概要 日産・パラメディック(3代目) CS8E26型, 概要 ...
2017年10月
10月25日から開催された『東京モーターショー2017』にて一般公開。
3代目はNV350キャラバンのスーパーロング・ワイドボディがベースとなり[8]、パワートレインは直列4気筒・QR25DEレギュラー仕様ガソリンエンジンと四輪駆動、5速AT(5M-ATx)の組み合わせとなる[9]
3.5LのV型6気筒エンジンを搭載していた先代と比較すると大幅なパワーダウンとなるが、燃費を向上させて運用コストと排出ガスの削減を達成している。動力性能の低下部分はベース車両に対し最終減速比をローギアード化[9]してカバーしている。

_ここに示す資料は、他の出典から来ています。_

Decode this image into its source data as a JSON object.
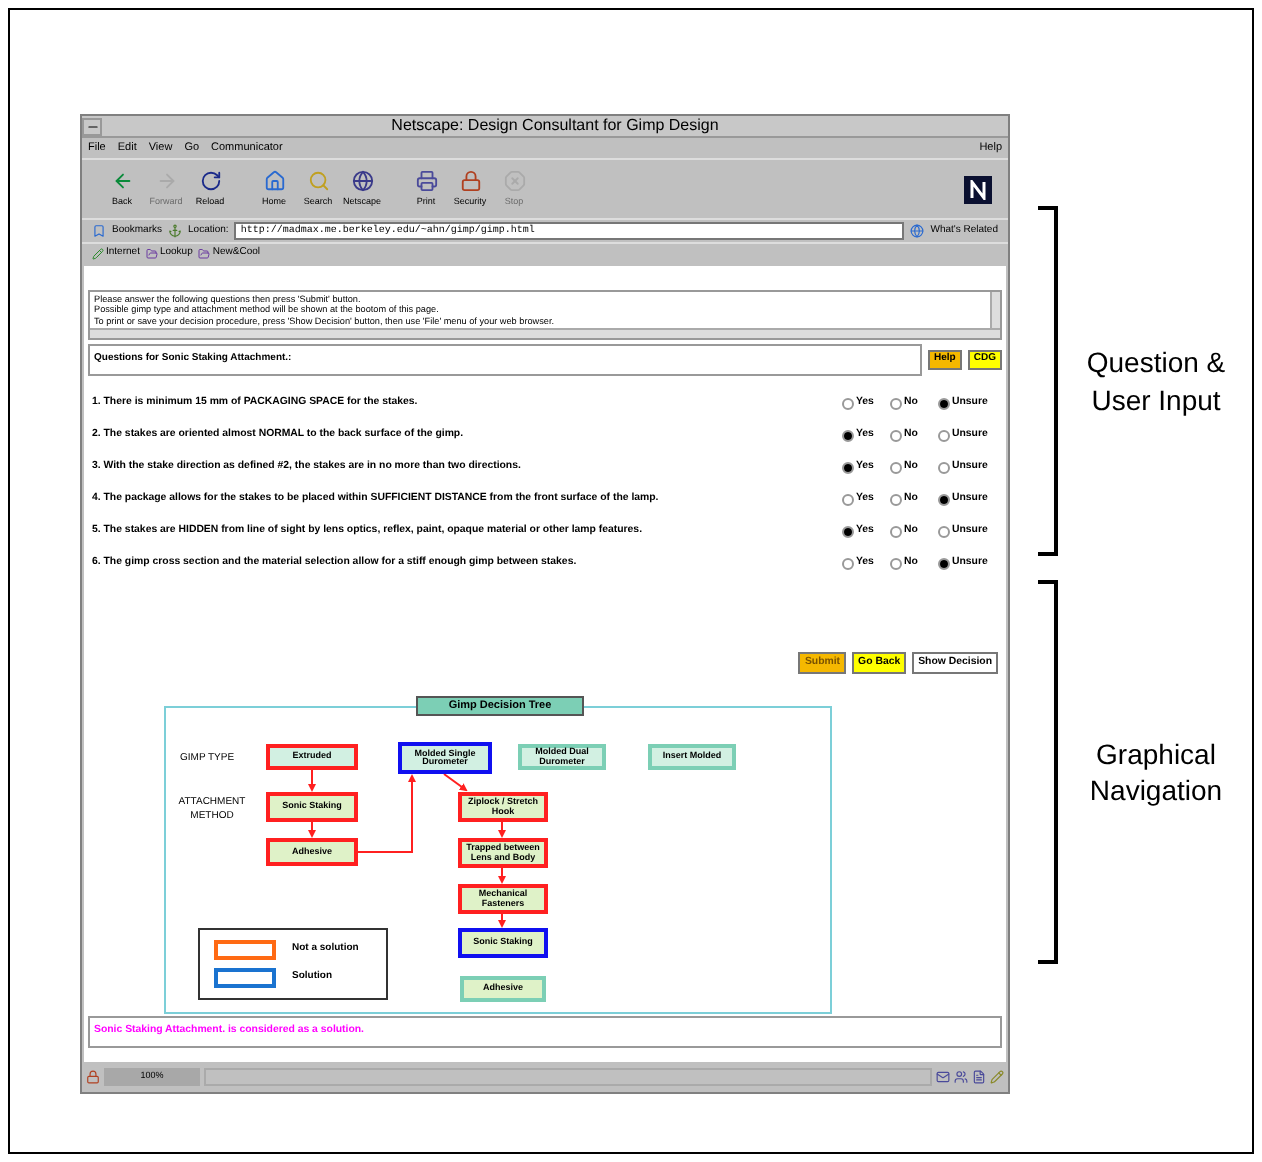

2代目に比べて全長と全幅が短くなったことで、最小回転半径が6.4mから6.0mとなった。一方で全高は2代目よりも高くなったほか、通路幅を400mm以上確保。患者室にはプラズマクラスター搭載リアクーラー・リアヒーターや防水シートが標準装備され、付添人が最大3人(乗車定員8名。ただし架装物によっては定員減となる場合あり)同乗可能になった。
ヘッドランプ・リアコンビランプはLED化し、常時点灯型のシグネイチャーを採用した。警光灯もオールLED式を引き続き採用し2代目の時から増設要望が多かった車両後部中央に4灯ビルトインタイプLED警光灯[10]をメーカーオプションで増設可能にして周囲の車両からの被視認性を向上させている。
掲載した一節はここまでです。